The criticism of the Saints is that they're slow in the midfield. They don't break the lines. They have no one or nothing like Judd at his best.
Instead, they use Leigh Montagna as a sort of transporting agent. He appears, takes delivery and carries 10 or 20 metres. Xavier Clarke threatens but is still not what you would classify as dangerous.
Nonetheless, the Saints are good in the midfield because they've got so many skilful, accomplished players Nick Dal Santo, Robert Harvey, Lenny Hayes.
I also like Sam Fisher in defence. Watch the number of times he's matched against bigger opponents. Show me a moment in a football match when he is not all measured class in his responses.
Last night, the Saints played the Dogs, themselves no fools but, already, I am looking forward to next week when St Kilda plays Geelong.
Imagine if Ottens doesn't play he's out with a foot injury tomorrow. Mark Blake, the young ruckman dropped from Geelong's grand final side to make way for King, will come up against a less than happy King, who was cut from Geelong's list the week after the grand final in favour of Blake, and a rejuvenated Gardiner.
A big test for Blake? Not sure they make them any bigger.

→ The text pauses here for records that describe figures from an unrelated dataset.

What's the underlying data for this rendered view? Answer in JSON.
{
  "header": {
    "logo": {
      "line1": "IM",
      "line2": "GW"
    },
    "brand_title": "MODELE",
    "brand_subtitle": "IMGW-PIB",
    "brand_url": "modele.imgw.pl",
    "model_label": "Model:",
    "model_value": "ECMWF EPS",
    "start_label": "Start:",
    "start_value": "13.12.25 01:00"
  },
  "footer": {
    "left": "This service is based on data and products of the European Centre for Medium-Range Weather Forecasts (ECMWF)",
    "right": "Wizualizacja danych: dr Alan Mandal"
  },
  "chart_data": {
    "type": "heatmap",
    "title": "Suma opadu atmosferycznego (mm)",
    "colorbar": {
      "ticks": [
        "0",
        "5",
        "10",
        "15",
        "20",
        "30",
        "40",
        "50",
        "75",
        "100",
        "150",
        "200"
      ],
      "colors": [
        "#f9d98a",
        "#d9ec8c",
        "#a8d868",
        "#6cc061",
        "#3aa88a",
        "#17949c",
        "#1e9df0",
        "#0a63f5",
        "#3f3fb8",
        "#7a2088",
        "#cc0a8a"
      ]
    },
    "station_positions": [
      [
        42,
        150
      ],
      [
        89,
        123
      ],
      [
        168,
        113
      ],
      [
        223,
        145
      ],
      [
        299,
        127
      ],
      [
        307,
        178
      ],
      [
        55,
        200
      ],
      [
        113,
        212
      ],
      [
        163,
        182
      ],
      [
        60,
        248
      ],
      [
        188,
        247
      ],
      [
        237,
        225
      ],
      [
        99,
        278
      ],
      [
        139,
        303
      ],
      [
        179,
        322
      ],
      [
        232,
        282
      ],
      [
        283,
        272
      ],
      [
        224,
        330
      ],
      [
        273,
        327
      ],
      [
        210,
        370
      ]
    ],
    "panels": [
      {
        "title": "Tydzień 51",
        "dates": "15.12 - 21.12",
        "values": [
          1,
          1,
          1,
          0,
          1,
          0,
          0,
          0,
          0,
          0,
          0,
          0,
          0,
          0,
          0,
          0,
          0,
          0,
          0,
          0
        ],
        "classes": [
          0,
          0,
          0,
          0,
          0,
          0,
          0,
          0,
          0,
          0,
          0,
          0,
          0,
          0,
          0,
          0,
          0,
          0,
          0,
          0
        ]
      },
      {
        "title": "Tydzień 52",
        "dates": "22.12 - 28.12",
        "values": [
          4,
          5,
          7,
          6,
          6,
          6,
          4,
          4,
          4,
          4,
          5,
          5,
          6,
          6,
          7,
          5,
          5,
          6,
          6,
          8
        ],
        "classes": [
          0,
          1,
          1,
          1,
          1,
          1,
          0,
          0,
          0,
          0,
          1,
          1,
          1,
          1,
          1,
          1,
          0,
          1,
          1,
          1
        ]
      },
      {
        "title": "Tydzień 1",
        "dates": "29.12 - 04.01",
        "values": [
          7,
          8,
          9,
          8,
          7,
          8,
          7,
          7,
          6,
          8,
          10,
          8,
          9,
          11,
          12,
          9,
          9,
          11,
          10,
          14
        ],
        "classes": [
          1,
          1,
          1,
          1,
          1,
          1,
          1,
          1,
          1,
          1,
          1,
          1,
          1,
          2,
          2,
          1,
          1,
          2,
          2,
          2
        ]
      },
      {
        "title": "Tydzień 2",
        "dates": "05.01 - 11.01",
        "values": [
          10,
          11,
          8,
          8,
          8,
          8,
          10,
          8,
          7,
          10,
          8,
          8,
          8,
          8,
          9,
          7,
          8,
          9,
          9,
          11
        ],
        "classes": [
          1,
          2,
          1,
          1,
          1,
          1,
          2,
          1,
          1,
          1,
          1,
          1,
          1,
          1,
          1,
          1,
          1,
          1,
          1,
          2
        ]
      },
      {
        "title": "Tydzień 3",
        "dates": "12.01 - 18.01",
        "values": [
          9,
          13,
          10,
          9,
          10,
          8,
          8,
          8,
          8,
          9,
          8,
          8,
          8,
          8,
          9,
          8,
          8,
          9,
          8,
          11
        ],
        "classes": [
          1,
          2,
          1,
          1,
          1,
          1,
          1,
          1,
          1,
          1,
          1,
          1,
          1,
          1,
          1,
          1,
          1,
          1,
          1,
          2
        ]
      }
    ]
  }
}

The Saints have their best chance in years. Nick Riewoldt looks to me as if he has a premiership in his sights and, as such, is a good man to be leading the side. Alongside him, Justin Koschitzke is becoming a major presence.
But Geelong is swifter and more fluent. And, in Gary Ablett jnr, it has the only player I've seen who can split the densely crowded modern game apart to the same dazzling extent as Judd at his best.